With her three companions, she formed a prayer group and an apostolate, visiting the poor and the sick, making no distinctions as to caste or religion. They even broke with the cultural custom of not leaving the house without a man to accompany them, provoking criticism from people in the village.
Mariam Thresia was also devoted to the conversion of sinners, for whom she prayed and fasted. She received especial encouragement in this apostolate through her visions of the Holy Family. She believed they guided her in her mission, particularly in the conversion of sinners.
In 1903, she requested her bishop’s permission to build a house of solitude for prayer. Instead, he suggested that she join a community called the Congregation of the Franciscan Clarists, but she didn’t think it was her calling. Mariam Thresia went to live with the Carmelite nuns at a convent at Ollur, but she felt that this, too, was not the life God was calling her to.
At last, in 1913, the bishop gave her permission to build a house of prayer, where she and her three companions could live like hermits, devoting themselves to austere lives of prayer and penance, while continuing their mission of service to the poor and the sick. This was the founding of her new Congregation of the Holy Family (CHF), in which Mariam Thresia was named the first superior and her companions became posulants. They continued to minister to the sick and the poor, and they also provided for the education of girls and cared for orphaned children.
There were many spiritual experiences that characterized the life of Mariam Thresia.
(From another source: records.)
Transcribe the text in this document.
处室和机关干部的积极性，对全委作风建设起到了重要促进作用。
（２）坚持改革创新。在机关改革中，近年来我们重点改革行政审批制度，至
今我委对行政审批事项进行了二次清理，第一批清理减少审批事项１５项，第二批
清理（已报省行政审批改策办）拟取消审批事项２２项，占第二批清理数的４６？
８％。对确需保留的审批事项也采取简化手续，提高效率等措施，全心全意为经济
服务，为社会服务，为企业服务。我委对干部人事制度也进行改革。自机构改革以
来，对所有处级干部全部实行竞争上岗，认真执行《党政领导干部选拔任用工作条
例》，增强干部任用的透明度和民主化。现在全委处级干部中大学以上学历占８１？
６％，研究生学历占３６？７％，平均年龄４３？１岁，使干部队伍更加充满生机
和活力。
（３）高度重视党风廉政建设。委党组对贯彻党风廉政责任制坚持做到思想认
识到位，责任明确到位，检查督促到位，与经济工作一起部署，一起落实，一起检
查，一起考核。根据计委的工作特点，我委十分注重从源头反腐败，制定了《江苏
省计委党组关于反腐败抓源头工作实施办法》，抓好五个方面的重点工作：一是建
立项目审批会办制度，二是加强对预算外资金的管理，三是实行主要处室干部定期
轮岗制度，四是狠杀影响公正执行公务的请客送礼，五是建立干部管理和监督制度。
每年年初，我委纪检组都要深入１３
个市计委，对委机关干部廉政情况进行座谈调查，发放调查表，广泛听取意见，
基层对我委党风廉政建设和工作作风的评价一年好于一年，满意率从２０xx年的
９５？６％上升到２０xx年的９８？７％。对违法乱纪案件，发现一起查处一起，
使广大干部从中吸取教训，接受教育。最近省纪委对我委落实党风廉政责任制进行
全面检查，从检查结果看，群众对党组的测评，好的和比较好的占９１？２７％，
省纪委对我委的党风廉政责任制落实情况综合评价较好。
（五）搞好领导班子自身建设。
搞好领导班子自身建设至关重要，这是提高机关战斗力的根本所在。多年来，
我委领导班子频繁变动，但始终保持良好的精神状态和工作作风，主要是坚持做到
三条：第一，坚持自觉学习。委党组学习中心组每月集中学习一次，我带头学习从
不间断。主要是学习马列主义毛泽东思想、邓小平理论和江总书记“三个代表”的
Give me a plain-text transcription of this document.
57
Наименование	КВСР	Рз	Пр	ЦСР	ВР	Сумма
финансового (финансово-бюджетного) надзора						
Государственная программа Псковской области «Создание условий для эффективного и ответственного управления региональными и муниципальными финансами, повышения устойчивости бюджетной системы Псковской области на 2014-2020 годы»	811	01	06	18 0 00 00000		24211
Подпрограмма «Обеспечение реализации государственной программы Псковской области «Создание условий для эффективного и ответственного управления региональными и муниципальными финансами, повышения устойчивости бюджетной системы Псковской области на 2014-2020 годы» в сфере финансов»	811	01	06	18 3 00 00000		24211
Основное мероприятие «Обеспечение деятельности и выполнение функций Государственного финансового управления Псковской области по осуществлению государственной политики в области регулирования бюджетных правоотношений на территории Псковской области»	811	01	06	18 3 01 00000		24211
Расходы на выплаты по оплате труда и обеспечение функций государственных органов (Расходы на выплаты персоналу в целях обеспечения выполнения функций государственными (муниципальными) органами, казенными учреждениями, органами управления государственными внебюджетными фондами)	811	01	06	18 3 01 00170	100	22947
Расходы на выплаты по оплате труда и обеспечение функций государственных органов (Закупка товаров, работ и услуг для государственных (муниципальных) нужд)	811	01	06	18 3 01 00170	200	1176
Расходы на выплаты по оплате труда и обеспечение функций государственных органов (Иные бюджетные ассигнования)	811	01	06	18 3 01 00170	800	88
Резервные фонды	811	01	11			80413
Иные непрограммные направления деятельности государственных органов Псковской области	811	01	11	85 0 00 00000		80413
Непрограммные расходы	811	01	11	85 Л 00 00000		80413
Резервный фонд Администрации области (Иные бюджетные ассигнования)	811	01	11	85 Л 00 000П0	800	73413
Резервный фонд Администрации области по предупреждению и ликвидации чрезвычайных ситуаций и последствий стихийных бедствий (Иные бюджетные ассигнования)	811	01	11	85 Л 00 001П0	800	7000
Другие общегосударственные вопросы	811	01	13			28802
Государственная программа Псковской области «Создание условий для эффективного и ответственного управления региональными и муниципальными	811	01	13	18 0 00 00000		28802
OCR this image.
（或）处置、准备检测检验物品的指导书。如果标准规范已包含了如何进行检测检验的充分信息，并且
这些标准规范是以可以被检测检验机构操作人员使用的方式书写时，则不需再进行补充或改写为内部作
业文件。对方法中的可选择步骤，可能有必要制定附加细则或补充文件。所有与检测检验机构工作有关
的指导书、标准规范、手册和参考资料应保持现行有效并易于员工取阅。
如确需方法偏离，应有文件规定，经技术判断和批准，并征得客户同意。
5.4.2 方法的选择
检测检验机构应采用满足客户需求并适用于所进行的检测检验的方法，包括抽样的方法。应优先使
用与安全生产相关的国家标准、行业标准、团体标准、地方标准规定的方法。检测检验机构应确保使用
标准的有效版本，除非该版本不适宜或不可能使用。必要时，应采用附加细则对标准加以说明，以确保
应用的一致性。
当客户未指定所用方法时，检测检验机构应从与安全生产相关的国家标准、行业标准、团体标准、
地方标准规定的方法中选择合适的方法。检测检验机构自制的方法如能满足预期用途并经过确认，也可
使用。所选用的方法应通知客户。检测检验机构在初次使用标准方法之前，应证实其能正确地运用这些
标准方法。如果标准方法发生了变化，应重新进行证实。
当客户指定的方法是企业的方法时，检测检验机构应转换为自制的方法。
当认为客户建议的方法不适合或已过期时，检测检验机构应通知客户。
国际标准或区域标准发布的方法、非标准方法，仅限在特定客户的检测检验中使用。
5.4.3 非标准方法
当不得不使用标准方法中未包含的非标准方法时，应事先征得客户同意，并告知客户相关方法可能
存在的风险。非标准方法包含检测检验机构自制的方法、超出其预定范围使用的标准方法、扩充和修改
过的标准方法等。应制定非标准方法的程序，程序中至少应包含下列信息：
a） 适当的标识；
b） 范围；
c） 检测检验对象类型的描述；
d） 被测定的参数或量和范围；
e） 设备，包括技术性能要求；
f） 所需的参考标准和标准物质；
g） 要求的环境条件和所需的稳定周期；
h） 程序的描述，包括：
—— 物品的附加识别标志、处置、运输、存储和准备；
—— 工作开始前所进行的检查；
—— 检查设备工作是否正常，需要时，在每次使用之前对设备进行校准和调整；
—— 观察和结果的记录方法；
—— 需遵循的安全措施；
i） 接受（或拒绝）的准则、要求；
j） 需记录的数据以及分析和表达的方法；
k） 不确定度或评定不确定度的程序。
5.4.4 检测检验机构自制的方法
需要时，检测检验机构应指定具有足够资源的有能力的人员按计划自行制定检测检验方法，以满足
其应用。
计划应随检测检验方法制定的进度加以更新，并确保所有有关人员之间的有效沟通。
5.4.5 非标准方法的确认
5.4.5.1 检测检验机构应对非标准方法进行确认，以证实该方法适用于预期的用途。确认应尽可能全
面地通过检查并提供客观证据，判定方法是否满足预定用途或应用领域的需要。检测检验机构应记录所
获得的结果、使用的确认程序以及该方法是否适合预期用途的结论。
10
She was said to have received the stigmata first in 1905, and it became more visible by 1909. People gathered to watch her lifted high and hanging on her wall in the form of a crucifix every Friday.
In 1926, a falling object struck Mariam Thresia’s leg. The wound would not heal, probably due to her diabetes, and on 8 June 1926, she died in Kuzhikkattussery, India, at one of the convents she had founded.

Miracles

The first miracle attributed to the intercession of Blessed Mariam Thresia was that of Mathew D. Pellissery, who was born in 1956 with congenital club feet. When he was fourteen years old, his family began to fast and pray for a miraculous cure to his deformity. They prayed and fasted for 33 days, and when he awoke on the morning of 21 August 1970, he discovered that his right foot had straightened overnight. His left foot was similarly healed the following year after a further 39 days of fasting and prayer seeking the intercession of Blessed Mariam Thresia.
A second miracle was the healing of a baby in 2009. When he was born, Christopher was not expected to survive. He had underdeveloped lungs and three holes in his heart. When he began experiencing respiratory failure, doctors gave up hope for his life. Christopher’s grandmother brought a relic of Blessed Mariam Thresia from her home to the hospital to place beside him, and the family prayed for her intercession. Christopher is now ten years old.

Patronage

Some possible patronages for this soon-to-be-saint could be: orphans, people struggling with alcoholism, sufferers of leprosy and small pox, women religious, families in poverty, hermits, and diabetics.

This post is part of a series about the saints who will be canonized by Pope Francis on October 13, 2019.